Martel’s story follows the protagonist Pi, played by Suraj Sharma, as he attempts to survive and return to civilization after losing everyone and everything in a shipwreck. The particularly exceptional aspect of Pi’s story is that the only other surviving ship passenger, who floats across the world in a lifeboat with him for 227 days, is Richard Parker, a Bengal tiger. Pi must protect himself from Richard Parker while also befriending him, as they only have one another. Pi and Richard Parker are parallels of one another, and Lee displays this countless times in his direction. The two develop a pattern of non-threatening eye contact throughout the story, despite Richard Parker’s nature and instinctual desire to feed himself and remain a predator. Pi’s family were zookeepers, which explained the exotic animals traveling aboard the ship with them, and his father was insistent that predators would always be ruthless and unlearning. Pi believed, through his spirituality, that Richard Parker had a soul and could learn and understand. This spiritual connection and belief between the two tied them together. Without giving away too much, there is even a chance that Richard Parker and Pi are the same. You’ll have to watch (or read) to see what I mean!

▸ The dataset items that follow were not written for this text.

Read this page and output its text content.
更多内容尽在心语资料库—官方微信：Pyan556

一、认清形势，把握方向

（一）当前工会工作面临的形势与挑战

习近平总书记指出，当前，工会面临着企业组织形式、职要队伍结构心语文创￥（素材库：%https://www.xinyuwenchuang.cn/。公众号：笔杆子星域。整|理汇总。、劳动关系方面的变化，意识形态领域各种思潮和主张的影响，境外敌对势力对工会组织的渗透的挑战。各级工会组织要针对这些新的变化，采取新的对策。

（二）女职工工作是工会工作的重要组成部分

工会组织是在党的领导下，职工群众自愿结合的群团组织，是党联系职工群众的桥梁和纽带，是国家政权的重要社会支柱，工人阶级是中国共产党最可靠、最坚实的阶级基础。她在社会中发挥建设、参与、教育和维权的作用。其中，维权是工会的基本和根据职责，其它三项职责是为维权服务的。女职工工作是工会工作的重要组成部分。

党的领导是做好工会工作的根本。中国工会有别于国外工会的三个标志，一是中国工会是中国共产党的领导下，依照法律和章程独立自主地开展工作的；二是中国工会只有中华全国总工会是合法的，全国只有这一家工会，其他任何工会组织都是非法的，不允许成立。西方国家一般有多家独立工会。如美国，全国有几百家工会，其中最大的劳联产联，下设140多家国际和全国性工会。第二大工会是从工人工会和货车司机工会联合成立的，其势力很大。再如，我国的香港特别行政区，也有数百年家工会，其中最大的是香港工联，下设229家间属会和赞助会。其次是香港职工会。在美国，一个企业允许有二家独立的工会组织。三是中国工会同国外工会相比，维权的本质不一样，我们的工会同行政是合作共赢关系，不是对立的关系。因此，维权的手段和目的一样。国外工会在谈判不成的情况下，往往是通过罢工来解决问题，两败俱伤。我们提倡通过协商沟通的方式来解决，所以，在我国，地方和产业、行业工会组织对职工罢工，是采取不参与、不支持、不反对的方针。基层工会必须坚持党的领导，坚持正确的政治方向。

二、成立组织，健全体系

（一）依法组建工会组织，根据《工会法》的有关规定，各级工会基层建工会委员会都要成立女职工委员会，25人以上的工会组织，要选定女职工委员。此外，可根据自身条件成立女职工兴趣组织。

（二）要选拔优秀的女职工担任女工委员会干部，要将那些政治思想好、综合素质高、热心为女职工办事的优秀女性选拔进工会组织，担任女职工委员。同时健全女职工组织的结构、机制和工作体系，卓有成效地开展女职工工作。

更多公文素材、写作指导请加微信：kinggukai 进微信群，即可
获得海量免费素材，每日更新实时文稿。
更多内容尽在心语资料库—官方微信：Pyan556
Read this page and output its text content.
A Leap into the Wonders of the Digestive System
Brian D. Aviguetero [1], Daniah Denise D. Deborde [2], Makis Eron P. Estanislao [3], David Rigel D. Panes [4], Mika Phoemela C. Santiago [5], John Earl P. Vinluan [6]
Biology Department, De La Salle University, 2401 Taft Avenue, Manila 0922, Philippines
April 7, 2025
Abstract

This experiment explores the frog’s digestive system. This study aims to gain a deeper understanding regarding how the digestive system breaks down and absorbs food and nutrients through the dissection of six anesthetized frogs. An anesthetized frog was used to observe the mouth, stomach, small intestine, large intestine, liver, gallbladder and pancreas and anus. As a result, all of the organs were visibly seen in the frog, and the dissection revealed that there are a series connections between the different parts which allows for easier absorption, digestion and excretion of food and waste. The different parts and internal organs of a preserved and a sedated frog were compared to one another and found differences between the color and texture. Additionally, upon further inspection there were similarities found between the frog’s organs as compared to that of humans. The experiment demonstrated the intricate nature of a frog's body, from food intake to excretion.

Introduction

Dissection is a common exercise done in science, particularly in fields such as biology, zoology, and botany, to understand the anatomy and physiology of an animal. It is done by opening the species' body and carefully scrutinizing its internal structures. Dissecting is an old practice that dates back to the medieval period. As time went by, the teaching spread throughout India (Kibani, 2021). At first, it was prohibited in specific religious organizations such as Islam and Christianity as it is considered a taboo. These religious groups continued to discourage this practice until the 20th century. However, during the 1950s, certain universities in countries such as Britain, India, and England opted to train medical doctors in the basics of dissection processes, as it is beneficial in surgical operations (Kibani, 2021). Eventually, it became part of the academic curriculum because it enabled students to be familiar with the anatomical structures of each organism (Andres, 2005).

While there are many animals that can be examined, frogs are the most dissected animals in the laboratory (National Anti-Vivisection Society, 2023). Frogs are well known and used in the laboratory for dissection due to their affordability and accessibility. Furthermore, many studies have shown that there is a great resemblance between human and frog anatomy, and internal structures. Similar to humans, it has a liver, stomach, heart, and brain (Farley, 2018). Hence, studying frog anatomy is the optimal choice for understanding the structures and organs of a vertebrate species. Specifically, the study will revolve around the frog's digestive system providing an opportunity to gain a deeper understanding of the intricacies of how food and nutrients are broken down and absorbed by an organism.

The visuals in Lee’s film are striking — sunsets in the middle of the ocean, bioluminescent algae lighting up the darkest nights, and the amazingly advanced CGI Richard Parker. As Pi and Richard float from the Mariana Trench, where the wreck occurs, to the coast of Mexico, they are met with a Humpback whale, sharks, flying fish, and even a floating island. Pi and Richard are presented as counterparts, as enemies, and as friends. They learn to coexist and eventually to rely on one another. The many months at sea are a test of physique, mental adaptation and faith, and Suraj Sharma makes Pi’s spiritual journey as convincing as his nautical one. The white lifeboat is surely symbolic of something, but mostly serves as the blank canvas on which the events of the story take place, as well as providing an aesthetically pleasing base for beautiful aerial shots as the creatures of the sea circle the boat time and time again. It is no surprise Lee earned the Academy Award for Best Director for the film. 

While countless films utilize flashbacks to tell a story within a story, it can often detract from the immersiveness that movies provide to viewers. Critics wrote that the book was supposedly “unfilmable” based on the complex nature of the story and the very challenging visual and CGI effects, given the zoo animals and the shipwreck. The film executes these aspects profoundly well. Pi recalls his upbringing before the wreck to a Canadian Reporter as the film begins, and the audience understands his journey better for it. The reporter wishes to speak with Pi, as he was told that his survival story would “make him believe in God,” and Pi’s relationship with religion throughout his life will make any reader or viewer question their faith similarly. He explains the root of his name and his nickname, he experiences love and loss, and he reconciles with his family’s move from India to Canada to sell the zoo animals they are being forced to part with.

Overall, Lee directed a beautiful film worthy of the recognition it received and more. Embracing the duality between Pi and Richard Parker, the story was displayed beautifully in its many settings from India, to the middle of the Pacific, and even to the home in which Pi tells his story to the reporter. There is no better film to persuade viewers to believe the unbelievable, and the work of Ang Lee and his team in adapting an already exceptional novel into a life changing film is among the best in the industry today.